The method B comprises the following steps: benzyl 7- [ (1R,2R,3R) -3-benzyloxy-2- (4, 4-difluoro-3-keto-octyl) -5-keto-cyclopentyl ] heptanoate of example 22 (2g, 3.5mmol) was dissolved in 25ml of ethyl acetate and then 5% palladium on activated carbon was added, and maintained under hydrogen for 1 hour. Subsequently, the reaction mixture was filtered through a celite pad. The solvent was evaporated under vacuum. The crude product was purified by silica gel chromatography using a mixture of hexane and ethyl acetate as a gradient eluent to give 1.2g of the product as an oil. The oily product was dissolved in isopropyl ether (3ml) and n-pentane (10ml) was added while stirring for 12 hours. The solid was filtered off, washed with n-pentane and dried under vacuum at 40 ℃ to give 0.95g of white crystalline compound (yield: 69%, purity. gtoreq.99.9%, determined by HPLC).
1H-NMR(CDCl3):δ4.127~4.199(m,1H),2.553(dd,1H),2.323(t,2H),2.233(dd,1H),1.296~2.000(m,24H),0.914(t,3H)
13C-NMR(CDCl3):δ214.081,179.782,122.296(t),97.158(t),71.588,53.137,45.926,43.604,33.911,30.488(t),29.403,28.765,27.968,27.156,26.928,24.530,23.498,22.966(t),22.557,13.912。
MS(EI):m/e 390(M+),372(M+-H2O),354(M+-2 H2O)
C20H32F2O5Analytical calculation of (a): c, 61.52; h, 8.26. Experimental values: c, 61.34; h, 8.28.

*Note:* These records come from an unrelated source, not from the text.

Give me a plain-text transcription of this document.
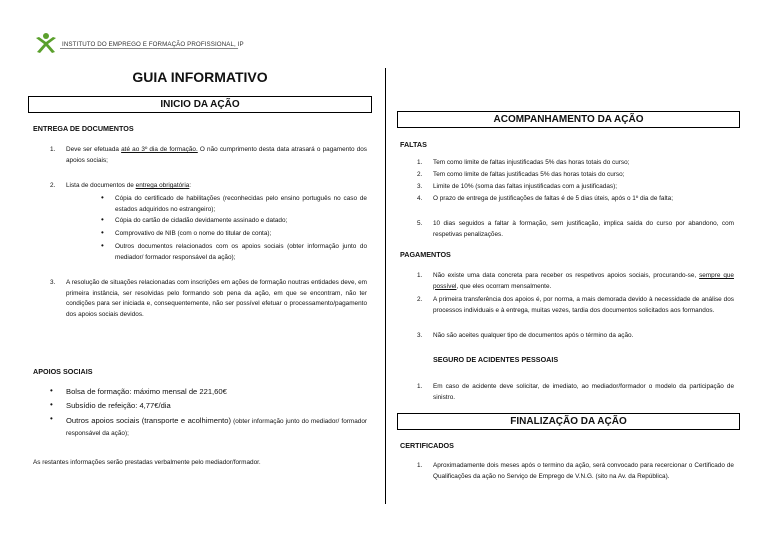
INSTITUTO DO EMPREGO E FORMAÇÃO PROFISSIONAL, IP
GUIA INFORMATIVO
INICIO DA AÇÃO
ENTREGA DE DOCUMENTOS
1. Deve ser efetuada até ao 3º dia de formação. O não cumprimento desta data atrasará o pagamento dos apoios sociais;
2. Lista de documentos de entrega obrigatória:
• Cópia do certificado de habilitações (reconhecidas pelo ensino português no caso de estados adquiridos no estrangeiro);
• Cópia do cartão de cidadão devidamente assinado e datado;
• Comprovativo de NIB (com o nome do titular de conta);
• Outros documentos relacionados com os apoios sociais (obter informação junto do mediador/ formador responsável da ação);
3. A resolução de situações relacionadas com inscrições em ações de formação noutras entidades deve, em primeira instância, ser resolvidas pelo formando sob pena da ação, em que se encontram, não ter condições para ser iniciada e, consequentemente, não ser possível efetuar o processamento/pagamento dos apoios sociais devidos.
APOIOS SOCIAIS
• Bolsa de formação: máximo mensal de 221,60€
• Subsídio de refeição: 4,77€/dia
• Outros apoios sociais (transporte e acolhimento) (obter informação junto do mediador/ formador responsável da ação);
As restantes informações serão prestadas verbalmente pelo mediador/formador.
ACOMPANHAMENTO DA AÇÃO
FALTAS
1. Tem como limite de faltas injustificadas 5% das horas totais do curso;
2. Tem como limite de faltas justificadas 5% das horas totais do curso;
3. Limite de 10% (soma das faltas injustificadas com a justificadas);
4. O prazo de entrega de justificações de faltas é de 5 dias úteis, após o 1º dia de falta;
5. 10 dias seguidos a faltar à formação, sem justificação, implica saída do curso por abandono, com respetivas penalizações.
PAGAMENTOS
1. Não existe uma data concreta para receber os respetivos apoios sociais, procurando-se, sempre que possível, que eles ocorram mensalmente.
2. A primeira transferência dos apoios é, por norma, a mais demorada devido à necessidade de análise dos processos individuais e à entrega, muitas vezes, tardia dos documentos solicitados aos formandos.
3. Não são aceites qualquer tipo de documentos após o término da ação.
SEGURO DE ACIDENTES PESSOAIS
1. Em caso de acidente deve solicitar, de imediato, ao mediador/formador o modelo da participação de sinistro.
FINALIZAÇÃO DA AÇÃO
CERTIFICADOS
1. Aproximadamente dois meses após o termino da ação, será convocado para recercionar o Certificado de Qualificações da ação no Serviço de Emprego de V.N.G. (sito na Av. da República).
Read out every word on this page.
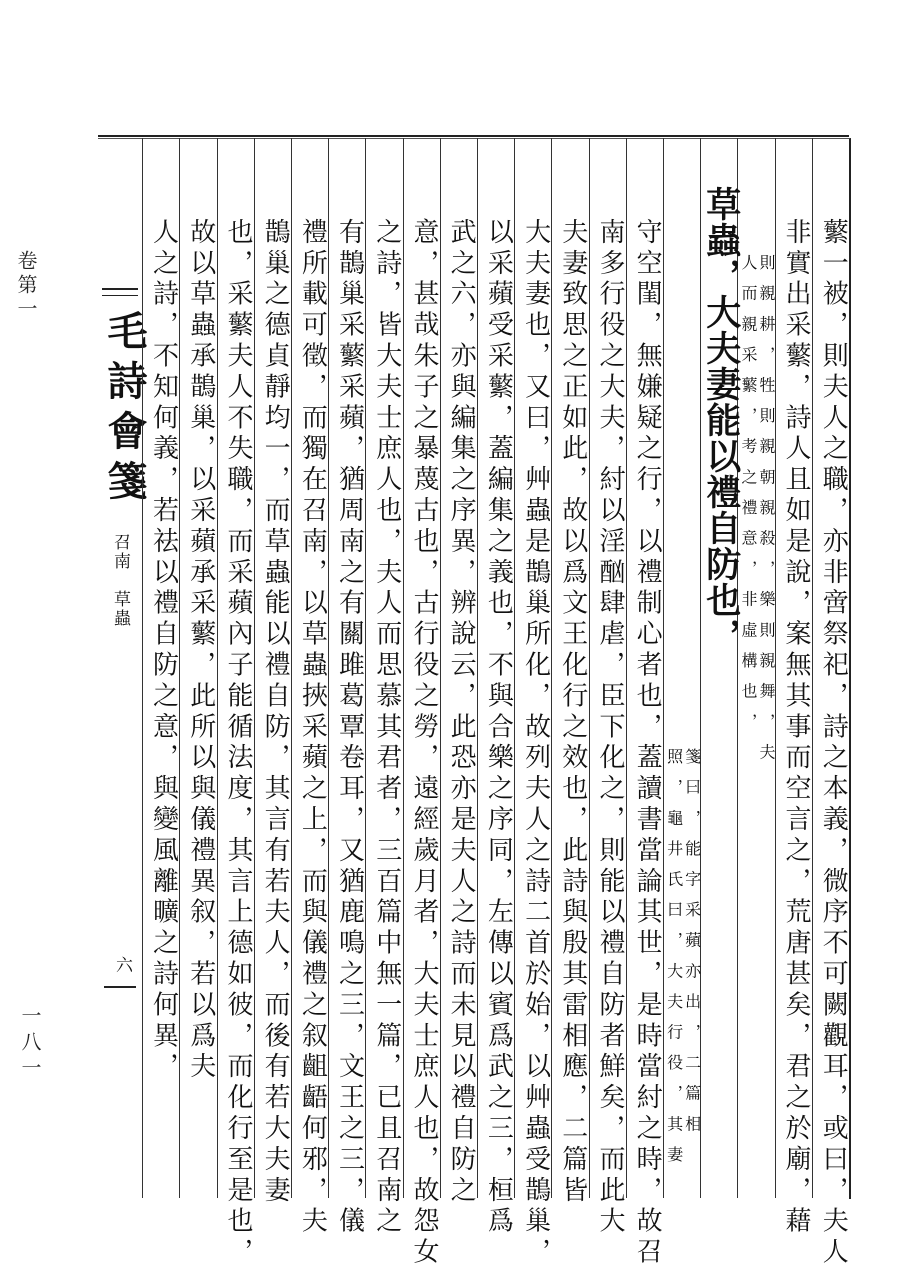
卷第一
一八一
毛詩會箋
召南　草蟲
六	蘩一被，則夫人之職，亦非啻祭祀，詩之本義，微序不可闕觀耳，或曰，夫人
非實出采蘩，詩人且如是說，案無其事而空言之，荒唐甚矣，君之於廟，藉
則親耕，牲則親朝親殺，樂則親舞，夫
人而親采蘩，考之禮意，非虛構也，
草蟲，大夫妻能以禮自防也，
箋曰，能字采蘋亦出，二篇相
照，龜井氏曰，大夫行役，其妻
守空閨，無嫌疑之行，以禮制心者也，蓋讀書當論其世，是時當紂之時，故召
南多行役之大夫，紂以淫酗肆虐，臣下化之，則能以禮自防者鮮矣，而此大
夫妻致思之正如此，故以爲文王化行之效也，此詩與殷其雷相應，二篇皆
大夫妻也，又曰，艸蟲是鵲巢所化，故列夫人之詩二首於始，以艸蟲受鵲巢，
以采蘋受采蘩，蓋編集之義也，不與合樂之序同，左傳以賓爲武之三，桓爲
武之六，亦與編集之序異，辨說云，此恐亦是夫人之詩而未見以禮自防之
意，甚哉朱子之暴蔑古也，古行役之勞，遠經歲月者，大夫士庶人也，故怨女
之詩，皆大夫士庶人也，夫人而思慕其君者，三百篇中無一篇，已且召南之
有鵲巢采蘩采蘋，猶周南之有關雎葛覃卷耳，又猶鹿鳴之三，文王之三，儀
禮所載可徵，而獨在召南，以草蟲挾采蘋之上，而與儀禮之叙齟齬何邪，夫
鵲巢之德貞靜均一，而草蟲能以禮自防，其言有若夫人，而後有若大夫妻
也，采蘩夫人不失職，而采蘋內子能循法度，其言上德如彼，而化行至是也，
故以草蟲承鵲巢，以采蘋承采蘩，此所以與儀禮異叙，若以爲夫
人之詩，不知何義，若祛以禮自防之意，與變風離曠之詩何異，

Although the present invention has been described with reference to illustrative examples, it is to be understood that any modifications or alterations that may be readily accomplished by those skilled in the art will be within the scope of the disclosure of this specification and the appended claims.